On ven, 2014-06-27 at 07:11 -1000, david wrote:
On 06/27/2014 05:12 AM, Wayne DePrince Jr. wrote:
> On gio, 2014-06-26 at 09:11 +0200, Jeremy Jongepier wrote:
>> On 06/26/2014 01:37 AM, Wayne DePrince Jr. wrote:
>> >http://www.startech.com/Cards-Adapters/FireWire/2-Port-ExpressCard-1394a-FireWire-Laptop-Adapter-Card~EC13942A2  <http://www.startech.com/Cards-Adapters/FireWire/2-Port-ExpressCard-1394a-FireWire-Laptop-Adapter-Card%7EEC13942A2>
>> >
>> > only problem is the previously mentioned problem with hot-plugging (i.e.
>> > where the card must be in the laptop at boot up).  otherwise works
>> > great.
>> >
>> > peace, w
>>
>> http://subversion.ffado.org/wiki/HostControllers#VIA
>>
>> So does it also work at 88.2kHz and higher for you?
>>
>> Jeremy
>>
>      though i mainly work at 48 kHz/24 bit, it works fine at 96/24 as
> well with my Editorl FA-66.  however, it appears my controller is not
> VIA but TI:
>
> 04:00.0 PCI bridge: Texas Instruments XIO2000(A)/XIO2200A PCI Express-to-PCI Bridge (rev 03)
> 05:00.0 FireWire (IEEE 1394): Texas Instruments XIO2200A IEEE-1394a-2000 Controller (PHY/Link) (rev 01)

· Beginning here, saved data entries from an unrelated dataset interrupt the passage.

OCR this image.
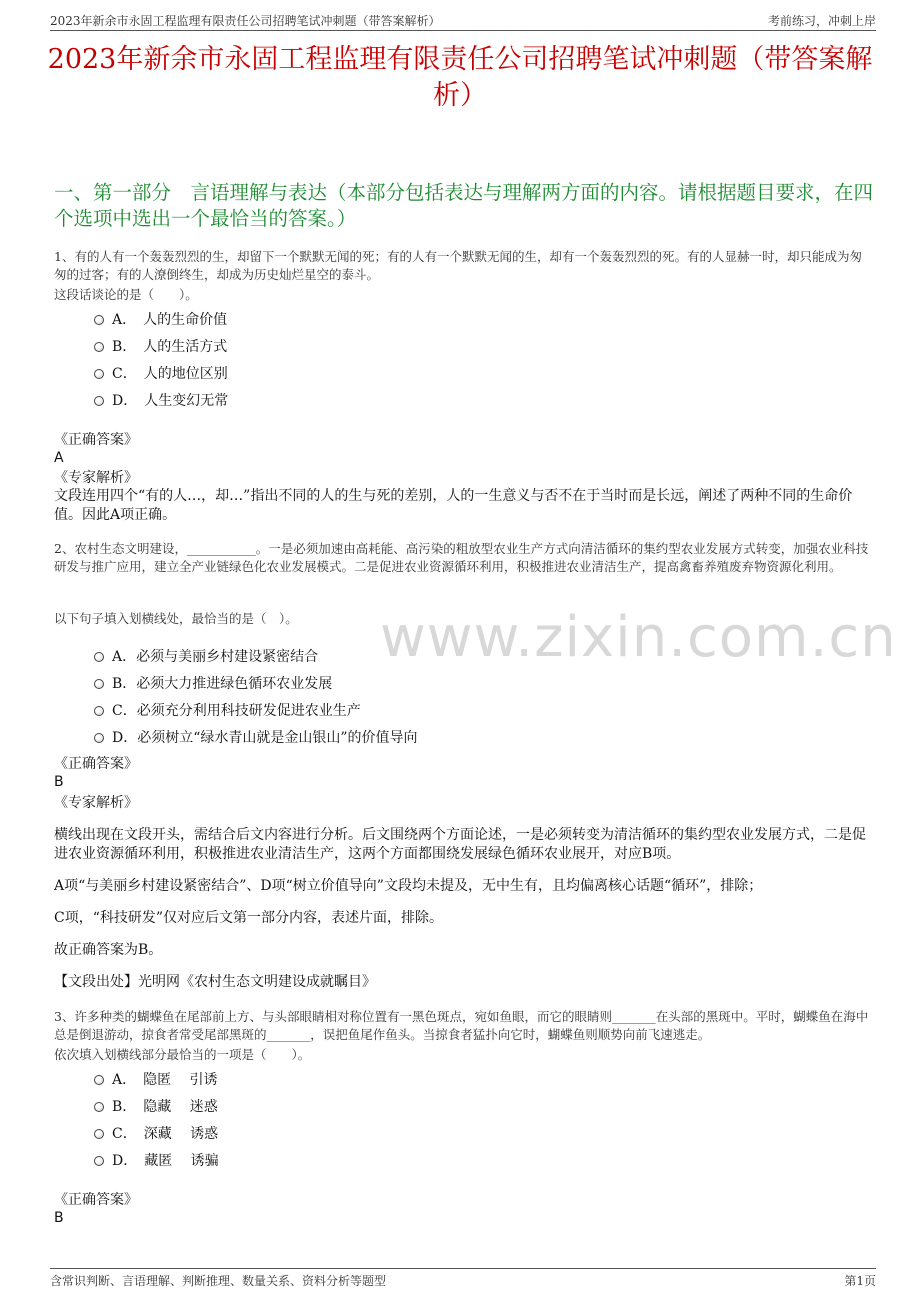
2023年新余市永固工程监理有限责任公司招聘笔试冲刺题（带答案解析）	考前练习，冲刺上岸
2023年新余市永固工程监理有限责任公司招聘笔试冲刺题（带答案解析）
一、第一部分　言语理解与表达（本部分包括表达与理解两方面的内容。请根据题目要求，在四个选项中选出一个最恰当的答案。）

1、有的人有一个轰轰烈烈的生，却留下一个默默无闻的死；有的人有一个默默无闻的生，却有一个轰轰烈烈的死。有的人显赫一时，却只能成为匆匆的过客；有的人潦倒终生，却成为历史灿烂星空的泰斗。

这段话谈论的是（　　）。

A．　人的生命价值
B．　人的生活方式
C．　人的地位区别
D．　人生变幻无常

《正确答案》

A

《专家解析》

文段连用四个“有的人…，却…”指出不同的人的生与死的差别，人的一生意义与否不在于当时而是长远，阐述了两种不同的生命价值。因此A项正确。

2、农村生态文明建设，___________。一是必须加速由高耗能、高污染的粗放型农业生产方式向清洁循环的集约型农业发展方式转变，加强农业科技研发与推广应用，建立全产业链绿色化农业发展模式。二是促进农业资源循环利用，积极推进农业清洁生产，提高禽畜养殖废弃物资源化利用。

以下句子填入划横线处，最恰当的是（　）。

A．必须与美丽乡村建设紧密结合
B．必须大力推进绿色循环农业发展
C．必须充分利用科技研发促进农业生产
D．必须树立“绿水青山就是金山银山”的价值导向

《正确答案》

B

《专家解析》

横线出现在文段开头，需结合后文内容进行分析。后文围绕两个方面论述，一是必须转变为清洁循环的集约型农业发展方式，二是促进农业资源循环利用，积极推进农业清洁生产，这两个方面都围绕发展绿色循环农业展开，对应B项。

A项“与美丽乡村建设紧密结合”、D项“树立价值导向”文段均未提及，无中生有，且均偏离核心话题“循环”，排除；

C项，“科技研发”仅对应后文第一部分内容，表述片面，排除。

故正确答案为B。

【文段出处】光明网《农村生态文明建设成就瞩目》

www.zixin.com.cn

3、许多种类的蝴蝶鱼在尾部前上方、与头部眼睛相对称位置有一黑色斑点，宛如鱼眼，而它的眼睛则_______在头部的黑斑中。平时，蝴蝶鱼在海中总是倒退游动，掠食者常受尾部黑斑的_______，误把鱼尾作鱼头。当掠食者猛扑向它时，蝴蝶鱼则顺势向前飞速逃走。

依次填入划横线部分最恰当的一项是（　　）。

A．　隐匿　 引诱
B．　隐藏　 迷惑
C．　深藏　 诱惑
D．　藏匿　 诱骗

《正确答案》

B
含常识判断、言语理解、判断推理、数量关系、资料分析等题型	第1页
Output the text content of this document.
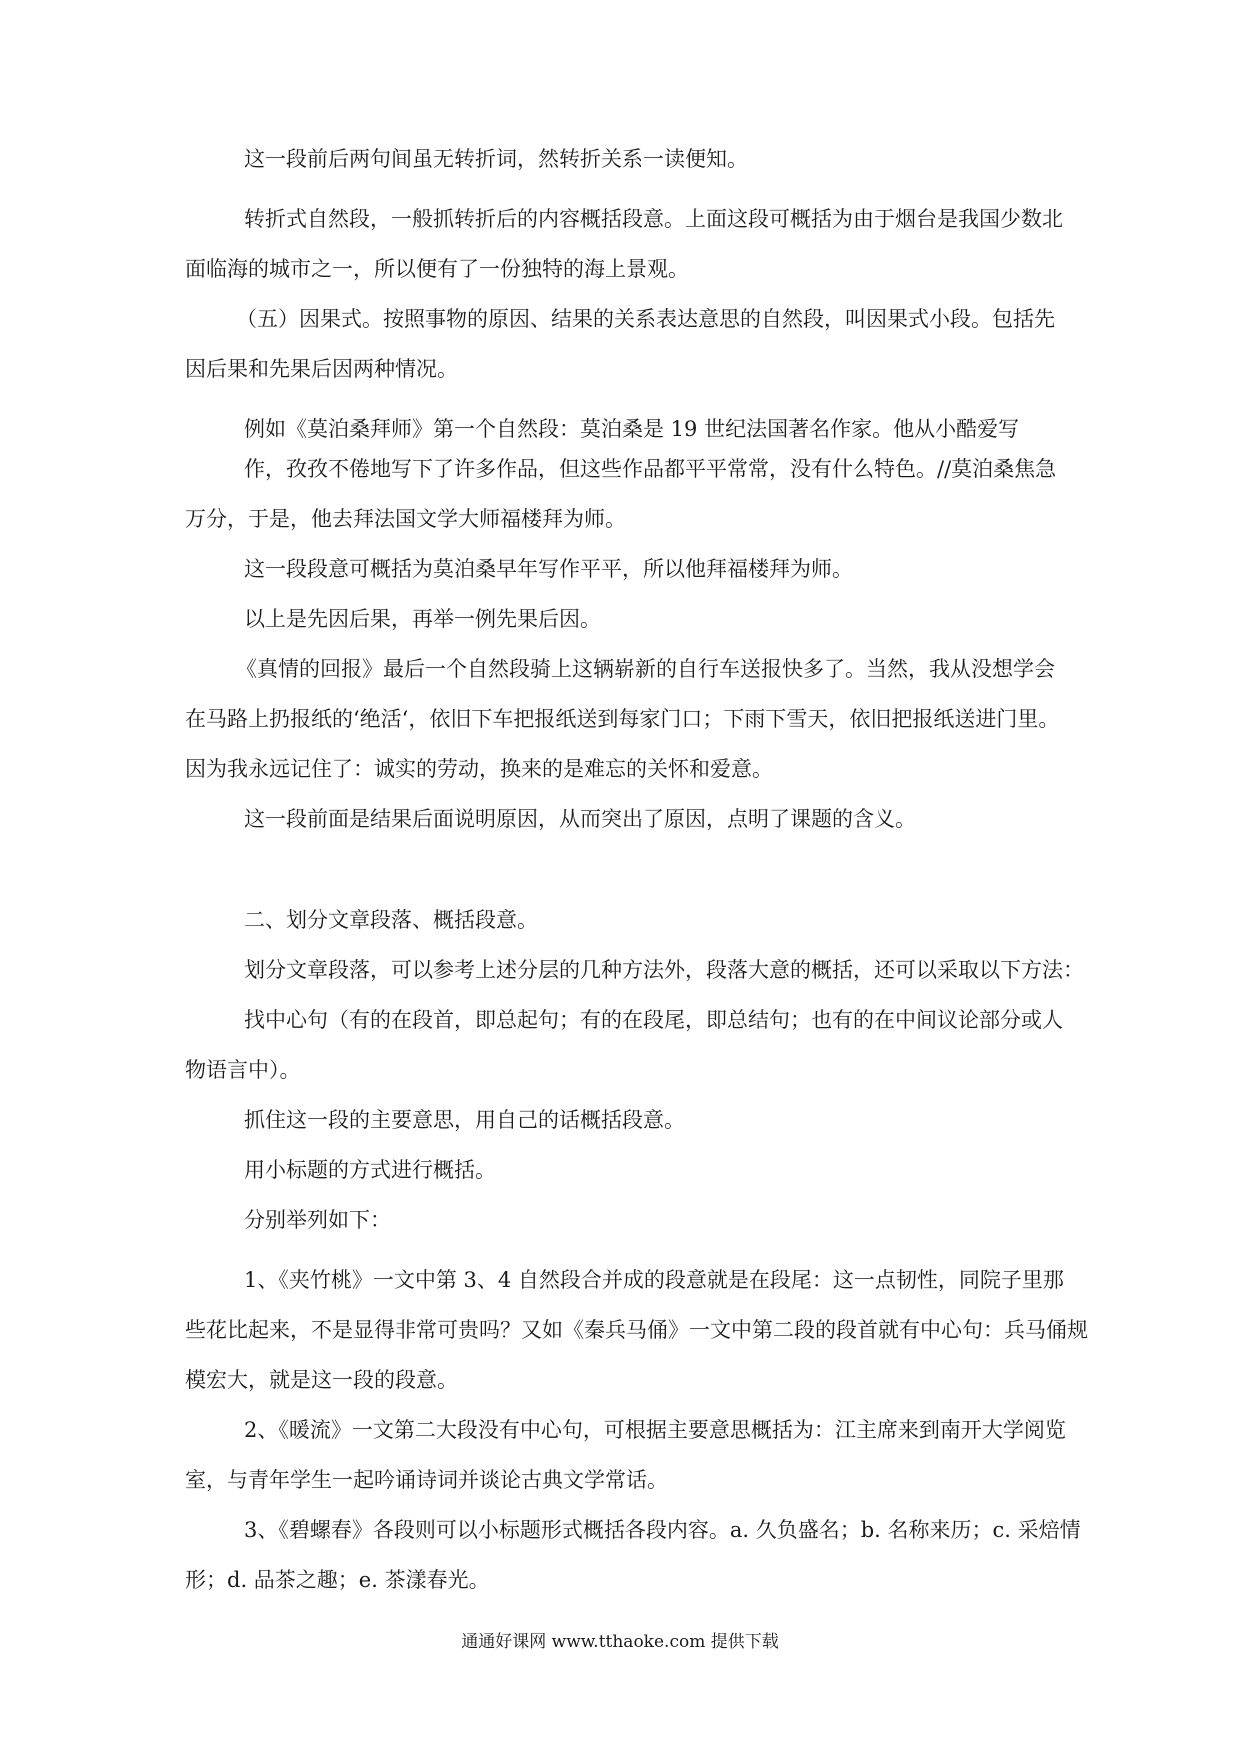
这一段前后两句间虽无转折词，然转折关系一读便知。

转折式自然段，一般抓转折后的内容概括段意。上面这段可概括为由于烟台是我国少数北
面临海的城市之一，所以便有了一份独特的海上景观。

（五）因果式。按照事物的原因、结果的关系表达意思的自然段，叫因果式小段。包括先
因后果和先果后因两种情况。

例如《莫泊桑拜师》第一个自然段：莫泊桑是 19 世纪法国著名作家。他从小酷爱写

作，孜孜不倦地写下了许多作品，但这些作品都平平常常，没有什么特色。//莫泊桑焦急
万分，于是，他去拜法国文学大师福楼拜为师。

这一段段意可概括为莫泊桑早年写作平平，所以他拜福楼拜为师。

以上是先因后果，再举一例先果后因。

《真情的回报》最后一个自然段骑上这辆崭新的自行车送报快多了。当然，我从没想学会
在马路上扔报纸的‘绝活‘，依旧下车把报纸送到每家门口；下雨下雪天，依旧把报纸送进门里。
因为我永远记住了：诚实的劳动，换来的是难忘的关怀和爱意。

这一段前面是结果后面说明原因，从而突出了原因，点明了课题的含义。

二、划分文章段落、概括段意。

划分文章段落，可以参考上述分层的几种方法外，段落大意的概括，还可以采取以下方法：

找中心句（有的在段首，即总起句；有的在段尾，即总结句；也有的在中间议论部分或人
物语言中）。

抓住这一段的主要意思，用自己的话概括段意。

用小标题的方式进行概括。

分别举列如下：

1、《夹竹桃》一文中第 3、4 自然段合并成的段意就是在段尾：这一点韧性，同院子里那
些花比起来，不是显得非常可贵吗？又如《秦兵马俑》一文中第二段的段首就有中心句：兵马俑规
模宏大，就是这一段的段意。

2、《暖流》一文第二大段没有中心句，可根据主要意思概括为：江主席来到南开大学阅览
室，与青年学生一起吟诵诗词并谈论古典文学常话。

3、《碧螺春》各段则可以小标题形式概括各段内容。a. 久负盛名；b. 名称来历；c. 采焙情
形；d. 品茶之趣；e. 茶漾春光。

通通好课网 www.tthaoke.com 提供下载
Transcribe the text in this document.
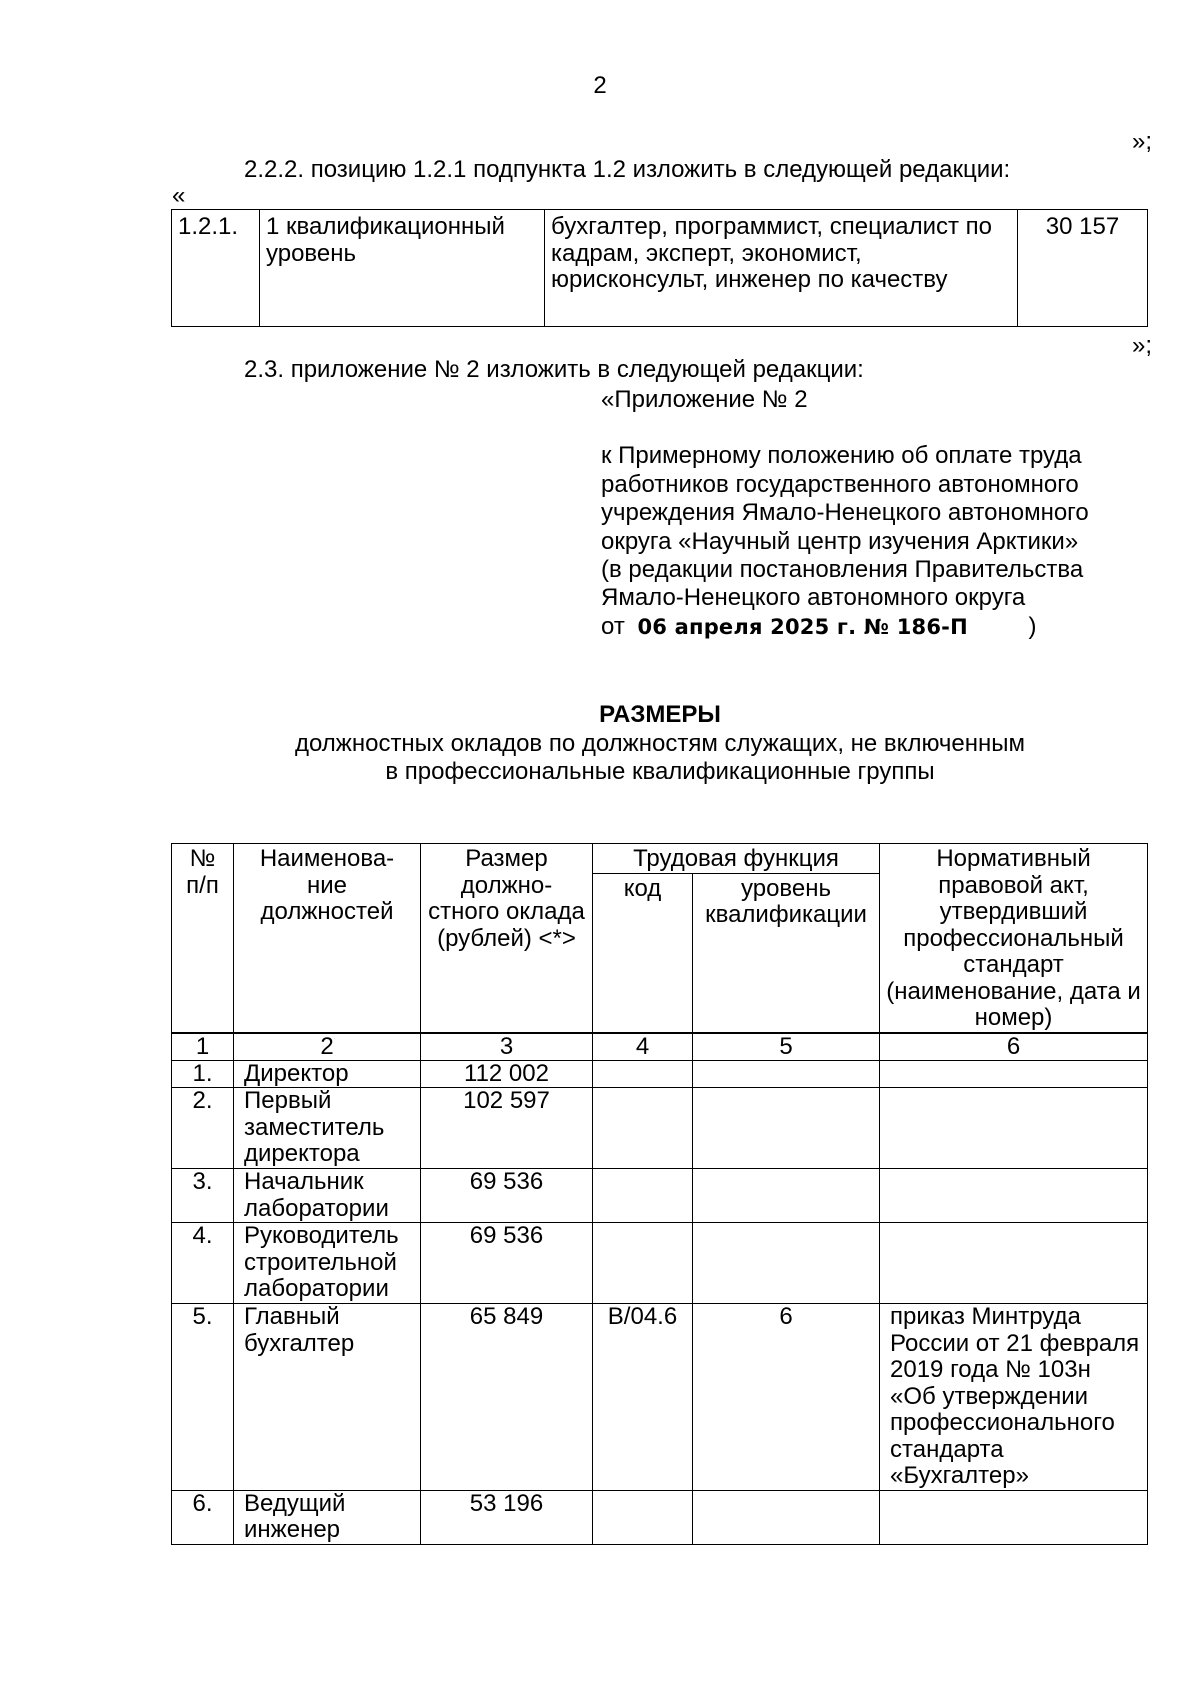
2
»;
2.2.2. позицию 1.2.1 подпункта 1.2 изложить в следующей редакции:
«
1.2.1.	1 квалификационный уровень	бухгалтер, программист, специалист по кадрам, эксперт, экономист, юрисконсульт, инженер по качеству	30 157
»;
2.3. приложение № 2 изложить в следующей редакции:
«Приложение № 2

к Примерному положению об оплате труда
работников государственного автономного
учреждения Ямало-Ненецкого автономного
округа «Научный центр изучения Арктики»
(в редакции постановления Правительства
Ямало-Ненецкого автономного округа
от 06 апреля 2025 г. № 186-П	)
РАЗМЕРЫ
должностных окладов по должностям служащих, не включенным
в профессиональные квалификационные группы
№ п/п	Наименова-ние должностей	Размер должно-стного оклада (рублей) <*>	Трудовая функция		Нормативный правовой акт, утвердивший профессиональный стандарт (наименование, дата и номер)
			код	уровень квалификации	

1	2	3	4	5	6
1.	Директор	112 002			
2.	Первый заместитель директора	102 597			
3.	Начальник лаборатории	69 536			
4.	Руководитель строительной лаборатории	69 536			
5.	Главный бухгалтер	65 849	B/04.6	6	приказ Минтруда России от 21 февраля 2019 года № 103н «Об утверждении профессионального стандарта «Бухгалтер»
6.	Ведущий инженер	53 196			
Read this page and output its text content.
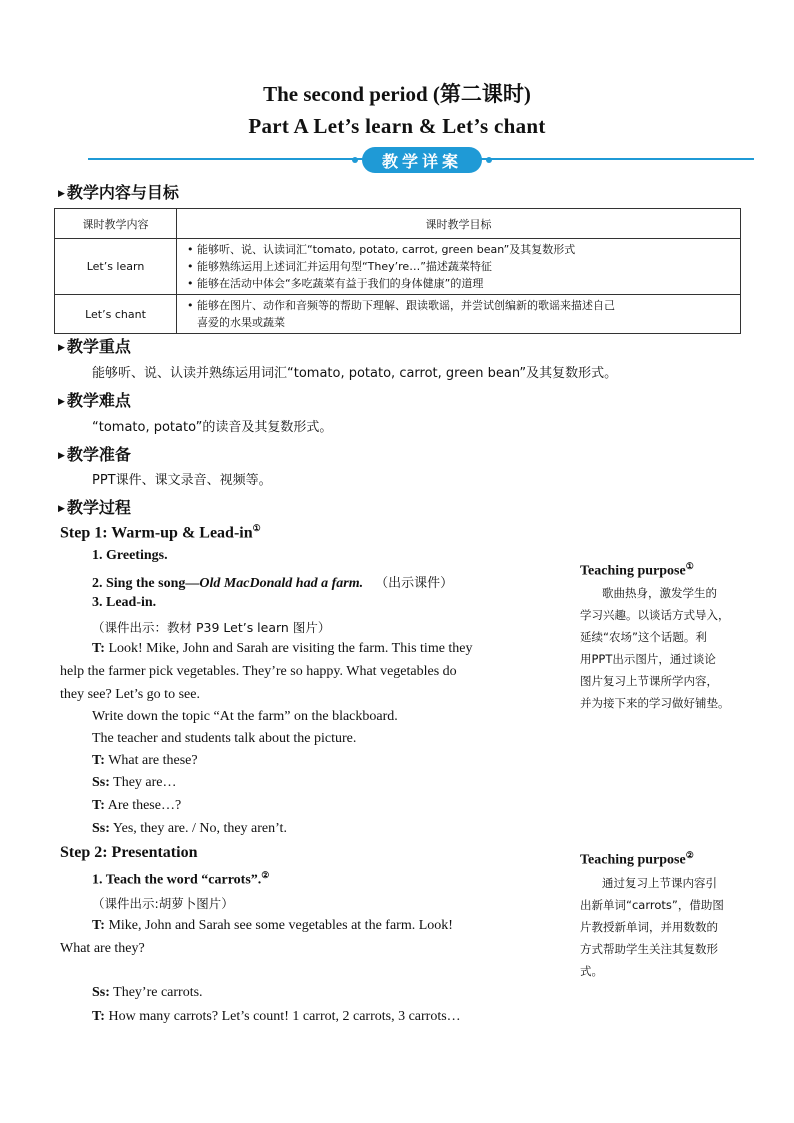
The second period (第二课时)
Part A Let’s learn & Let’s chant
教学详案
▶ 教学内容与目标
课时教学内容	课时教学目标
Let’s learn	• 能够听、说、认读词汇“tomato, potato, carrot, green bean”及其复数形式
• 能够熟练运用上述词汇并运用句型“They’re…”描述蔬菜特征
• 能够在活动中体会“多吃蔬菜有益于我们的身体健康”的道理

Let’s chant	• 能够在图片、动作和音频等的帮助下理解、跟读歌谣，并尝试创编新的歌谣来描述自己
喜爱的水果或蔬菜
▶ 教学重点
能够听、说、认读并熟练运用词汇“tomato, potato, carrot, green bean”及其复数形式。
▶ 教学难点
“tomato, potato”的读音及其复数形式。
▶ 教学准备
PPT课件、课文录音、视频等。
▶ 教学过程
Step 1: Warm-up & Lead-in①
1. Greetings.
2. Sing the song—Old MacDonald had a farm. （出示课件）
3. Lead-in.
（课件出示：教材 P39 Let’s learn 图片）
T: Look! Mike, John and Sarah are visiting the farm. This time they
help the farmer pick vegetables. They’re so happy. What vegetables do
they see? Let’s go to see.
Write down the topic “At the farm” on the blackboard.
The teacher and students talk about the picture.
T: What are these?
Ss: They are…
T: Are these…?
Ss: Yes, they are. / No, they aren’t.
Step 2: Presentation
1. Teach the word “carrots”.②
（课件出示:胡萝卜图片）
T: Mike, John and Sarah see some vegetables at the farm. Look!
What are they?
Ss: They’re carrots.
T: How many carrots? Let’s count! 1 carrot, 2 carrots, 3 carrots…
Teaching purpose①
歌曲热身，激发学生的
学习兴趣。以谈话方式导入，
延续“农场”这个话题。利
用PPT出示图片，通过谈论
图片复习上节课所学内容，
并为接下来的学习做好铺垫。
Teaching purpose②
通过复习上节课内容引
出新单词“carrots”，借助图
片教授新单词，并用数数的
方式帮助学生关注其复数形
式。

Hmmm, my understanding is that the TI firewire chips were THE best chips 
to use with Linux?

    i am not sure about it being the best FW chipset, but i can vouch that it works well with no problems (aside from the hotplug issue already mentioned).


>      while we are on the topic, does anyone know of a non-Apple laptop
> (current or old) that has a /powered/ Firewire 400 6 conductor port?
> though the StarTech ExpressCard solution works well and provides 2x 6
> conductor ports, the physical ExpressCard connection is sensitive to
> vibration/movement and is easily dislodged.  also, since it does not
> provide power via the FireWire ports, i need to also carry around the
> FA-66's power brick.

Don't know about that. My ~$1000 Linux laptop from System76 doesn't even 
have an ExpressCard port: it's all USB2 and 3 only.